Coughing is commonly not from the common cold
A leading cause of respiratory disease in children is Respiratory Syncytial Virus (RSV), producing over 3 million cases of lower respiratory illness and about 100,000 deaths annually (Nair et al. 2010). RSV is classified as a virus in the family Paramyxoviridae, which are all non-segmented negative sense RNA viruses. Other viruses that utilize this method of replication include Mumps virus, Human Metapneumovirus (hMPV), and Henipavirus, the inspiration of the movie Contagion. Like most viruses that cause respiratory symptoms, including viruses that cause common cold, numbers of RSV infections increase in winter months when people spend more time indoors (Florida is weird).
Nearly all children will encounter RSV, but only 2-3% will require hospitalization. However, the real trouble is re-infection. Typically after your immune system develops antibodies against an antigen, it can recall the “memory” of the infection to produce specific antibodies and lymphocytes to prevent re-infection by the same agent. However, this “memory” can fade, and is of particular concern with RSV.
Challenge experiments have shown that 73% of adults became reinfected a second time within 26 months, and 43% became reinfected a third time with apparent symptoms in the majority of the cases (Hall et al. 1991). In short, the virus is capable of reinfecting healthy individuals, and immunity is relatively short-lived. This also makes it particularly difficult to produce a vaccine that does not need to be administered annually.

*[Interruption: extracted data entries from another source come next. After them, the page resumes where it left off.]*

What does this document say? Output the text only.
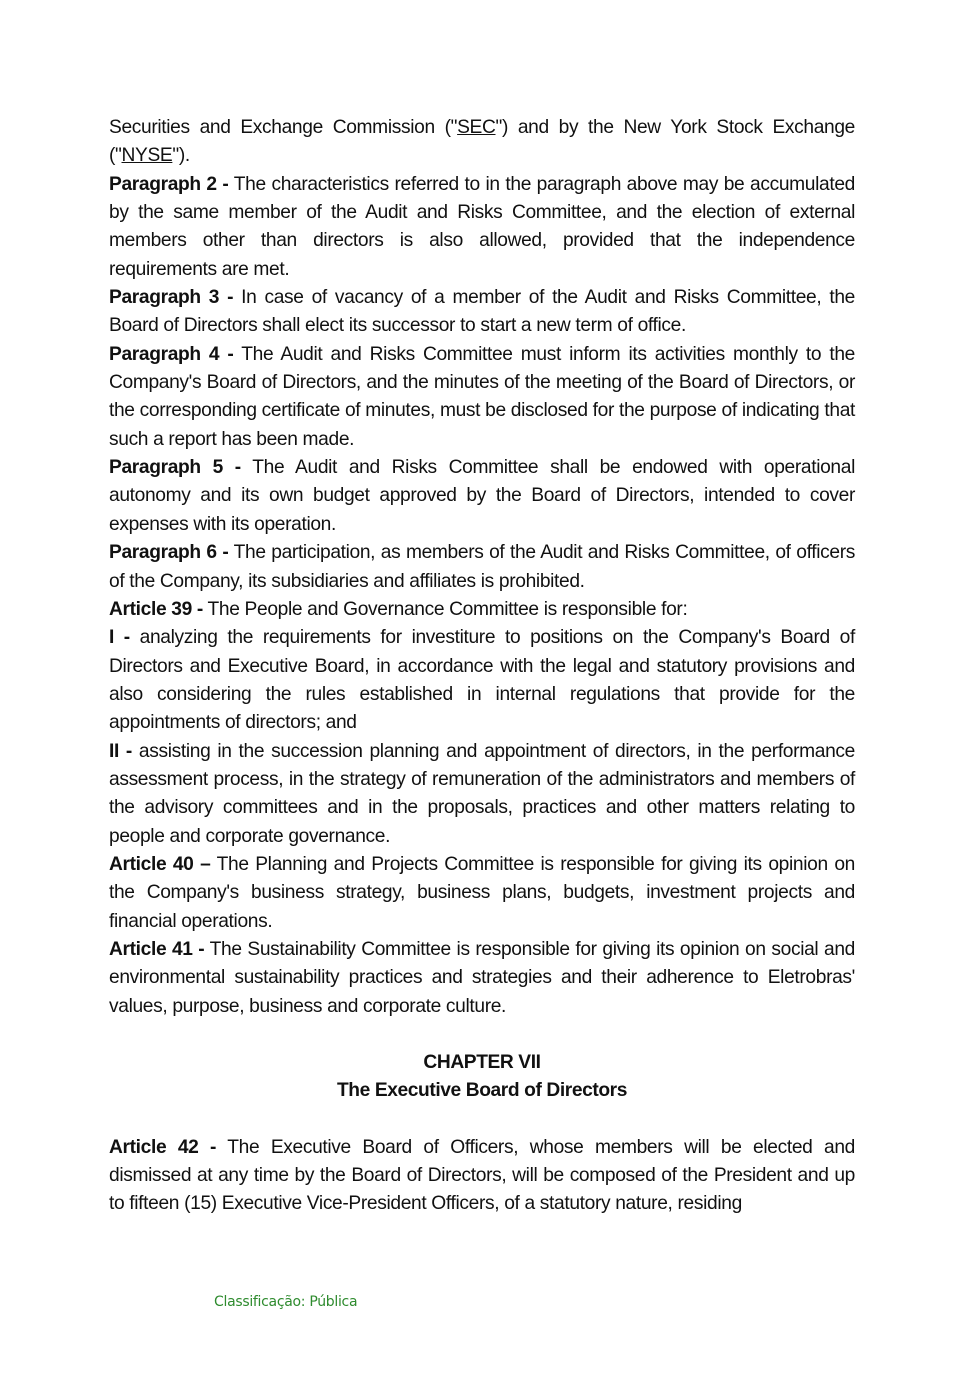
Securities and Exchange Commission ("SEC") and by the New York Stock Exchange ("NYSE").

Paragraph 2 - The characteristics referred to in the paragraph above may be accumulated by the same member of the Audit and Risks Committee, and the election of external members other than directors is also allowed, provided that the independence requirements are met.

Paragraph 3 - In case of vacancy of a member of the Audit and Risks Committee, the Board of Directors shall elect its successor to start a new term of office.

Paragraph 4 - The Audit and Risks Committee must inform its activities monthly to the Company's Board of Directors, and the minutes of the meeting of the Board of Directors, or the corresponding certificate of minutes, must be disclosed for the purpose of indicating that such a report has been made.

Paragraph 5 - The Audit and Risks Committee shall be endowed with operational autonomy and its own budget approved by the Board of Directors, intended to cover expenses with its operation.

Paragraph 6 - The participation, as members of the Audit and Risks Committee, of officers of the Company, its subsidiaries and affiliates is prohibited.

Article 39 - The People and Governance Committee is responsible for:

I - analyzing the requirements for investiture to positions on the Company's Board of Directors and Executive Board, in accordance with the legal and statutory provisions and also considering the rules established in internal regulations that provide for the appointments of directors; and

II - assisting in the succession planning and appointment of directors, in the performance assessment process, in the strategy of remuneration of the administrators and members of the advisory committees and in the proposals, practices and other matters relating to people and corporate governance.

Article 40 – The Planning and Projects Committee is responsible for giving its opinion on the Company's business strategy, business plans, budgets, investment projects and financial operations.

Article 41 - The Sustainability Committee is responsible for giving its opinion on social and environmental sustainability practices and strategies and their adherence to Eletrobras' values, purpose, business and corporate culture.

CHAPTER VII

The Executive Board of Directors

Article 42 - The Executive Board of Officers, whose members will be elected and dismissed at any time by the Board of Directors, will be composed of the President and up to fifteen (15) Executive Vice-President Officers, of a statutory nature, residing

Classificação: Pública
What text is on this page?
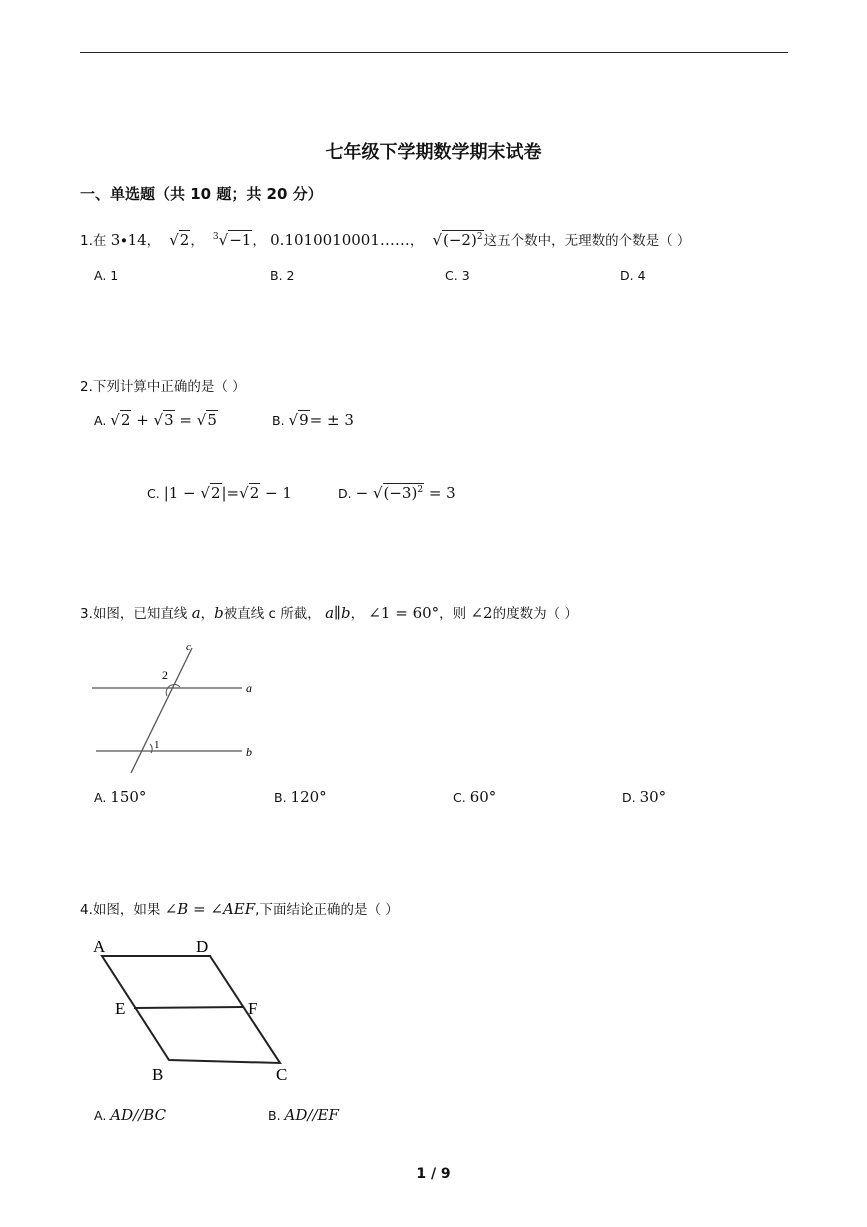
七年级下学期数学期末试卷
一、单选题（共 10 题；共 20 分）
1.在 3∙14，  √2， $^3$√−1， 0.1010010001……，  $√(-2)^2$这五个数中，无理数的个数是（ ）
A. 1	B. 2	C. 3	D. 4
2.下列计算中正确的是（ ）
A. √2 + √3 = √5	B. √9= ± 3
C. |1 − √2|=√2 − 1	D. − $√(-3)^2 = 3$
3.如图，已知直线 a，b被直线 c 所截， a∥b， ∠1 = 60°，则 ∠2的度数为（ ）
c
2
1
a
b
A. 150°	B. 120°	C. 60°	D. 30°
4.如图，如果 ∠B = ∠AEF,下面结论正确的是（ ）
A	D
E	F
B	C
A. AD//BC	B. AD//EF
1 / 9
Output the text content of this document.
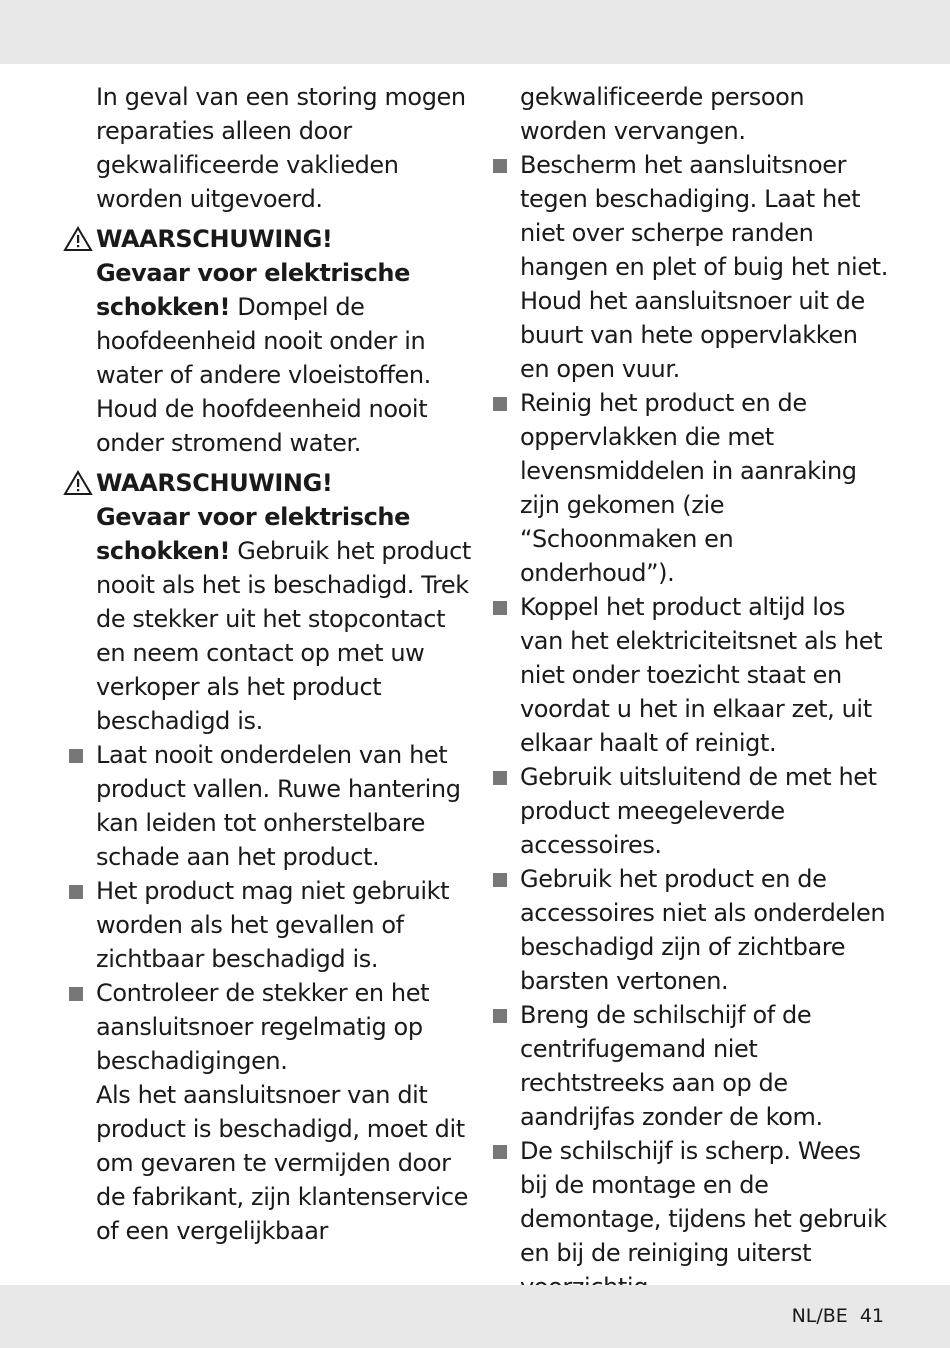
In geval van een storing mogen reparaties alleen door gekwalificeerde vaklieden worden uitgevoerd.

WAARSCHUWING!
Gevaar voor elektrische schokken! Dompel de hoofdeenheid nooit onder in water of andere vloeistoffen. Houd de hoofdeenheid nooit onder stromend water.

WAARSCHUWING!
Gevaar voor elektrische schokken! Gebruik het product nooit als het is beschadigd. Trek de stekker uit het stopcontact en neem contact op met uw verkoper als het product beschadigd is.

Laat nooit onderdelen van het product vallen. Ruwe hantering kan leiden tot onherstelbare schade aan het product.

Het product mag niet gebruikt worden als het gevallen of zichtbaar beschadigd is.

Controleer de stekker en het aansluitsnoer regelmatig op beschadigingen.

Als het aansluitsnoer van dit product is beschadigd, moet dit om gevaren te vermijden door de fabrikant, zijn klantenservice of een vergelijkbaar

gekwalificeerde persoon worden vervangen.

Bescherm het aansluitsnoer tegen beschadiging. Laat het niet over scherpe randen hangen en plet of buig het niet. Houd het aansluitsnoer uit de buurt van hete oppervlakken en open vuur.

Reinig het product en de oppervlakken die met levensmiddelen in aanraking zijn gekomen (zie “Schoonmaken en onderhoud”).

Koppel het product altijd los van het elektriciteitsnet als het niet onder toezicht staat en voordat u het in elkaar zet, uit elkaar haalt of reinigt.

Gebruik uitsluitend de met het product meegeleverde accessoires.

Gebruik het product en de accessoires niet als onderdelen beschadigd zijn of zichtbare barsten vertonen.

Breng de schilschijf of de centrifugemand niet rechtstreeks aan op de aandrijfas zonder de kom.

De schilschijf is scherp. Wees bij de montage en de demontage, tijdens het gebruik en bij de reiniging uiterst

NL/BE 41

An appropriate adaptive immune response requires the activity of dendritic cells (DCs). In short, DCs are antigen presenter cells, and direct the T-cell and B-cell response at a particular target. DCs move from a site of infection to the lymph nodes in order to activate the proliferation of the proper lymphocytes to defend against a particular pathogen (a short video is provided below). DC migration is directed primarily by chemokines, or signalling proteins that the DC recognizes through the receptor CCR7. Without CCR7, the DC’s ability to detect chemokines is severely diminished, and without migration to the lymph node, downstream activation of the adaptive immune response is absent.
In the 2011 paper in PLOS Pathogens by Nouen et al., the authors demonstrate that RSV infection leads to a decrease in the expression of CCR7 in DCs during infection. RSV alters dendritic cell migration, and reduces DC migration to the lymph nodes.I This finding suggests that RSV is capable of regulating the immune response by reducing the activation of lymphocytes. Measles virus, another paramyxovirus, has also been shown inhibit DC migration through the modulation of CCR7 expression.
I would again like to highlight the incredible adaptability of pathogens to persist in an environment. Viruses have evolved to persist in even the harshest of all environments, including the human immune system, which is tasked with the very specific job of fighting these viruses.
Despite being known as a clinically significant human pathogen since the 1950s, a vaccine for RSV is still unavailable. However, a better understanding of how RSV modulates immunity gives us a clearer picture of why RSV vaccine development is so difficult. In contrast to Ebolavirus, RSV is very well adapted to humans, and rarely kills its host, but the disease burden of RSV is certainly significant.
Fortunately, basic research into mechanisms of pathogenesis is leading us in the right direction. But what you may believe to be a “common cold” (which may actually be caused by any number of viruses including rhinovirus, adenovirus, or coronavirus) can be RSV. Persistent infection should have you worried, but at least it’s not Ebola.